Elle adorait faire ça, sentir le vent
lui frôler le corps, le sable lui fouetter le visage. Elle se
sentait en vie aux manettes de la tourelle de surveillance. Mais
avant d'y monter passage obligé par la couchette. On ne monte pas la
garde avec juste un bout de tissu sur les seins, elle a beau aimer le
vent et le sable elle n'est pas maso. Après avoir enfilé son
plastron en cuire, mis son casque, ses lunettes et ses gants, elle
était prête.
Elle prit la petite échelle qui monte
à la trappe,directement découpée dans le plafond de la couchette,
celle ci manquait de s'arracher à chaque manipulation mais donnait
accès au double fond de la cabine et à la tourelle. Dès qu'elle
mit la tête dehors le vent la gifla, lui rappelant qu’ici il était
le maître.
La tourelle de surveillance était en
réalité une ville pièce d'artillerie, sûrement une arme lourde
récupérée sur un véhicule militaire et installée là. Un
assemblage de pièces métalliques formait une cage et une structure
pour encaisser le recul et quelques plaques de fer à l'épaisseur
douteuse venaient assurer la protection de l'opérateur. L'opérateur
lui avait un vieux siège de tracteur dont il ne restait que la
structure, l'assise ayant été refaite avec des lanières de cuire !
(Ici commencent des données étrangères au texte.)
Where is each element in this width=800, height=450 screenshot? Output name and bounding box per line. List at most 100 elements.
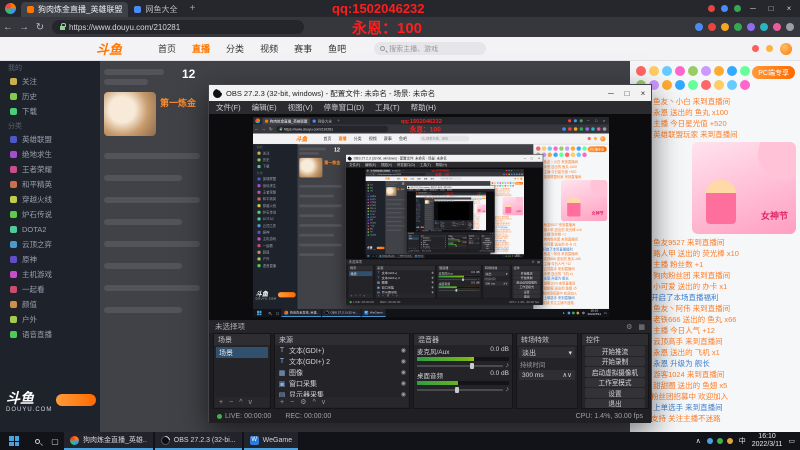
dock-tool-icon[interactable]: ⚙ [387,294,390,297]
dock-tool-icon[interactable]: ^ [392,294,393,297]
nav-item[interactable]: 鱼吧 [445,196,447,197]
obs-titlebar[interactable]: OBS 27.2.3 (32-bit, windows) - 配置文件: 未命名… [346,154,543,162]
grid-icon[interactable]: ▦ [638,323,645,331]
nav-item[interactable]: 鱼吧 [328,42,346,55]
obs-menu-item[interactable]: 文件(F) [216,102,241,113]
dock-tool-icon[interactable]: + [421,248,422,249]
pc-exclusive-button[interactable]: PC端专享 [587,146,607,153]
scene-item[interactable]: 场景 [434,222,440,224]
search-input[interactable]: 搜索主播、游戏 [448,195,459,197]
tabstrip-tool-icon[interactable] [505,169,508,172]
emote-icon[interactable] [576,146,581,151]
transition-select[interactable]: 淡出 ▾ [483,271,509,277]
stream-thumbnail[interactable] [104,92,156,136]
forward-button[interactable]: → [260,127,267,132]
close-button[interactable]: × [521,170,523,172]
nav-item[interactable]: 分类 [436,196,438,197]
minimize-button[interactable]: ─ [585,119,590,123]
promo-banner[interactable]: 女神节 [692,142,796,234]
extension-icon[interactable] [505,173,508,176]
tabstrip-tool-icon[interactable] [579,119,583,123]
emote-icon[interactable] [570,146,576,151]
extension-icon[interactable] [786,23,794,31]
sidebar-item[interactable]: 语音直播 [253,262,298,269]
visibility-eye-icon[interactable]: ◉ [445,240,446,241]
obs-maximize-button[interactable]: □ [619,89,635,98]
taskbar-app-sogou[interactable]: 狗肉炼金直播_英雄.. [281,308,321,317]
stream-title[interactable]: 第一炼金 [160,96,196,109]
tray-app-icon[interactable] [567,311,571,315]
sidebar-item[interactable]: 颜值 [253,249,298,256]
address-bar[interactable]: https://www.douyu.com/210281 [375,172,426,176]
slider-knob[interactable] [455,386,460,393]
taskbar-search-icon[interactable] [265,311,273,315]
douyu-logo[interactable]: 斗鱼 [96,39,122,58]
douyu-logo[interactable]: 斗鱼 [385,177,390,181]
sidebar-item[interactable]: 原神 [0,252,100,267]
emote-icon[interactable] [701,80,711,90]
promo-banner[interactable]: 女神节 [476,204,486,213]
search-input[interactable]: 搜索主播、游戏 [374,42,487,55]
emote-icon[interactable] [512,184,515,187]
emote-icon[interactable] [740,66,750,76]
tray-expand-icon[interactable]: ∧ [563,311,565,315]
emote-icon[interactable] [536,146,541,151]
address-bar[interactable]: https://www.douyu.com/210281 [276,125,389,133]
nav-item[interactable]: 赛事 [442,196,444,197]
extension-icon[interactable] [484,194,486,195]
browser-tab[interactable]: 狗肉炼金直播_英雄联盟 [262,117,311,125]
sidebar-item[interactable]: 颜值 [0,297,100,312]
obs-menu-item[interactable]: 帮助(H) [411,102,436,113]
sidebar-item[interactable]: 和平精英 [0,177,100,192]
sidebar-item[interactable]: DOTA2 [253,216,298,223]
slider-knob[interactable] [455,245,457,247]
address-bar[interactable]: https://www.douyu.com/210281 [52,20,304,34]
dock-tool-icon[interactable]: ^ [239,399,242,406]
nav-item[interactable]: 赛事 [294,42,312,55]
duration-spinner[interactable]: 300 ms ∧∨ [461,224,467,226]
sidebar-item[interactable]: 和平精英 [253,196,298,203]
emote-icon[interactable] [675,66,685,76]
promo-banner[interactable]: 女神节 [560,180,608,221]
new-tab-button[interactable]: + [189,3,195,14]
obs-menu-item[interactable]: 视图(V) [381,162,392,167]
maximize-button[interactable]: □ [765,4,777,13]
emote-icon[interactable] [559,146,564,151]
nav-item[interactable]: 视频 [260,42,278,55]
gear-icon[interactable]: ⚙ [626,323,632,331]
emote-icon[interactable] [636,66,646,76]
dock-tool-icon[interactable]: − [382,294,384,297]
emote-icon[interactable] [714,80,724,90]
spinner-arrows-icon[interactable]: ∧∨ [503,282,507,285]
tabstrip-tool-icon[interactable] [708,5,715,12]
search-input[interactable]: 搜索主播、游戏 [419,135,470,142]
go-live-button[interactable] [420,226,425,228]
extension-icon[interactable] [568,127,572,131]
emote-icon[interactable] [662,80,672,90]
dock-tool-icon[interactable]: ⚙ [425,248,426,249]
source-item[interactable]: T 文本(GDI+) ◉ [275,345,409,356]
emote-icon[interactable] [559,152,564,157]
obs-close-button[interactable]: × [635,89,651,98]
sidebar-item[interactable]: 户外 [0,312,100,327]
emote-icon[interactable] [675,80,685,90]
dock-tool-icon[interactable]: v [396,294,398,297]
obs-preview-area[interactable]: 狗肉炼金直播_英雄联盟网鱼大全 + ─□× ← → ↻ https://www.… [406,191,495,233]
gift-icon[interactable] [593,136,597,141]
back-button[interactable]: ← [0,22,16,33]
sidebar-item[interactable]: 历史 [253,157,298,164]
nav-item[interactable]: 视频 [417,177,421,180]
dock-tool-icon[interactable]: v [248,399,252,406]
start-button[interactable] [257,310,262,316]
taskbar-app-sogou[interactable]: 狗肉炼金直播_英雄.. [421,230,430,232]
slider-knob[interactable] [462,278,464,281]
sidebar-item[interactable]: 穿越火线 [253,202,298,209]
task-view-icon[interactable]: ▢ [46,437,64,446]
nav-item[interactable]: 首页 [430,196,432,197]
obs-menu-item[interactable]: 停靠窗口(D) [397,162,415,167]
exit-button[interactable]: 退出 [467,227,473,228]
extension-icon[interactable] [579,127,584,131]
obs-menu-item[interactable]: 工具(T) [375,102,400,113]
extension-icon[interactable] [773,23,781,31]
dock-tool-icon[interactable]: v [322,399,326,406]
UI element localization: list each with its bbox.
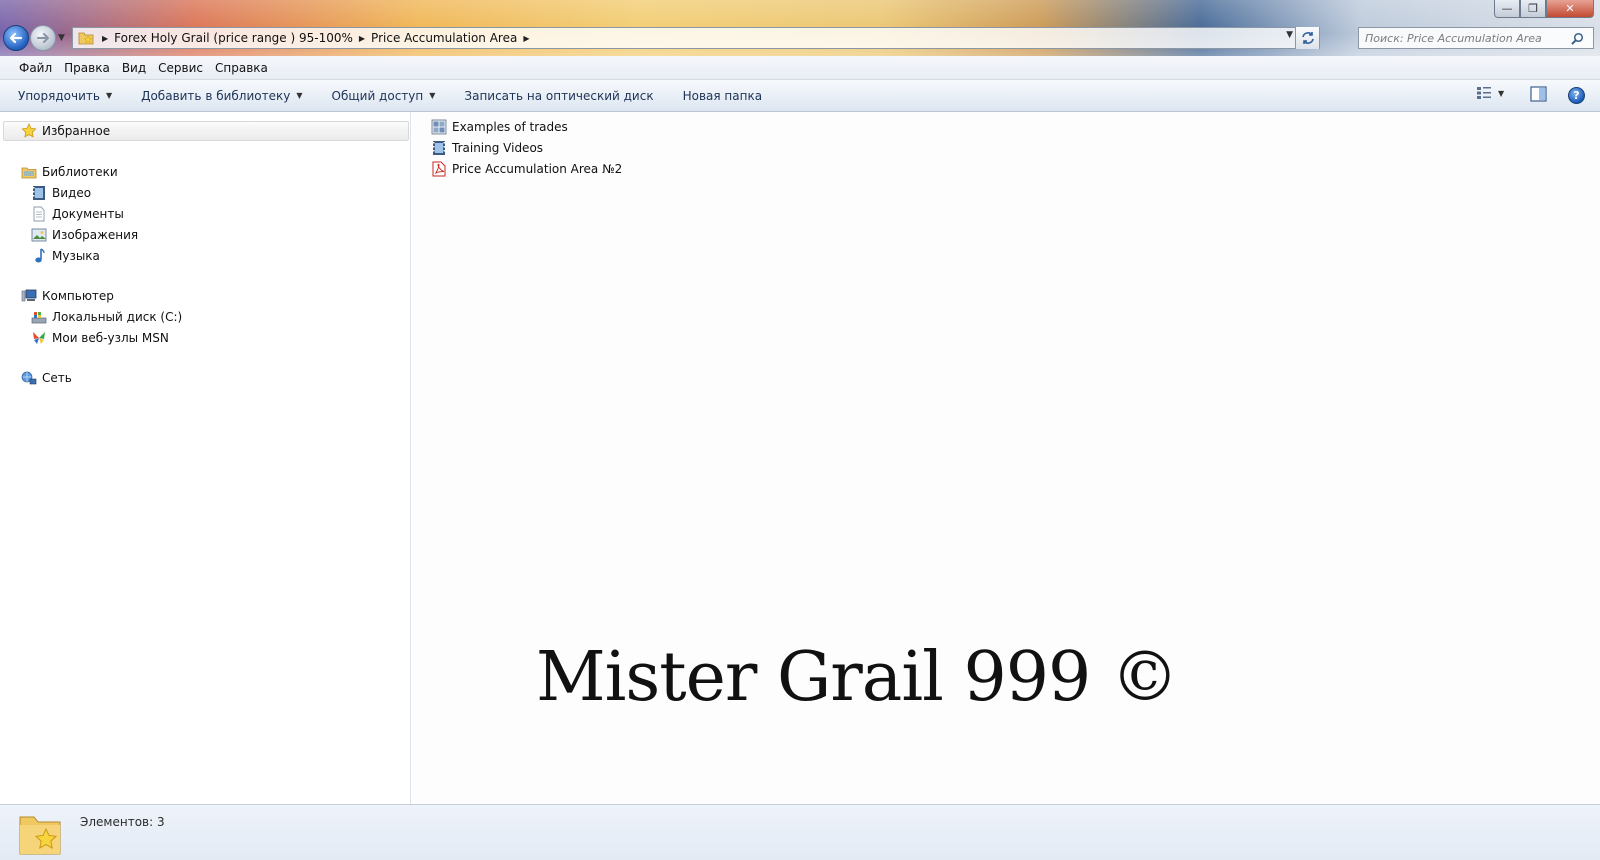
search-box[interactable] xyxy=(1358,27,1594,49)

Une longue vue avait été greffée sur l'arme en guise se viseur.
Elle avait du être réparée un nombre incalculable de fois et
bidouillée pire qu'une mobylette.
La nuit commençait à tomber quand
Ying-Oi aperçu une première traînée de fumée au loin, le temps
de porter son attention dessus qu'elle s'était dédoublée. Son
premier réflexe fut de braquer la longue vue dessus pour voir de
quoi il s'agissait. Après une première tentative qui se solva par
un échec et après avoir nettoyé le verre obstrué par le sable,
elle pu voir à travers le viseur de l'arme une bande de motards
lancés à vive allure dans leur direction. En un rien de temps
l'alerte fut donnée, les trois postes d'arme du camion citerne
occupés et les trois voitures prêtes à livrer bataille.
Finalement Rik avait peut-être raison
tout à l'heure, se dit-elle ? On va peut-être tous y rester.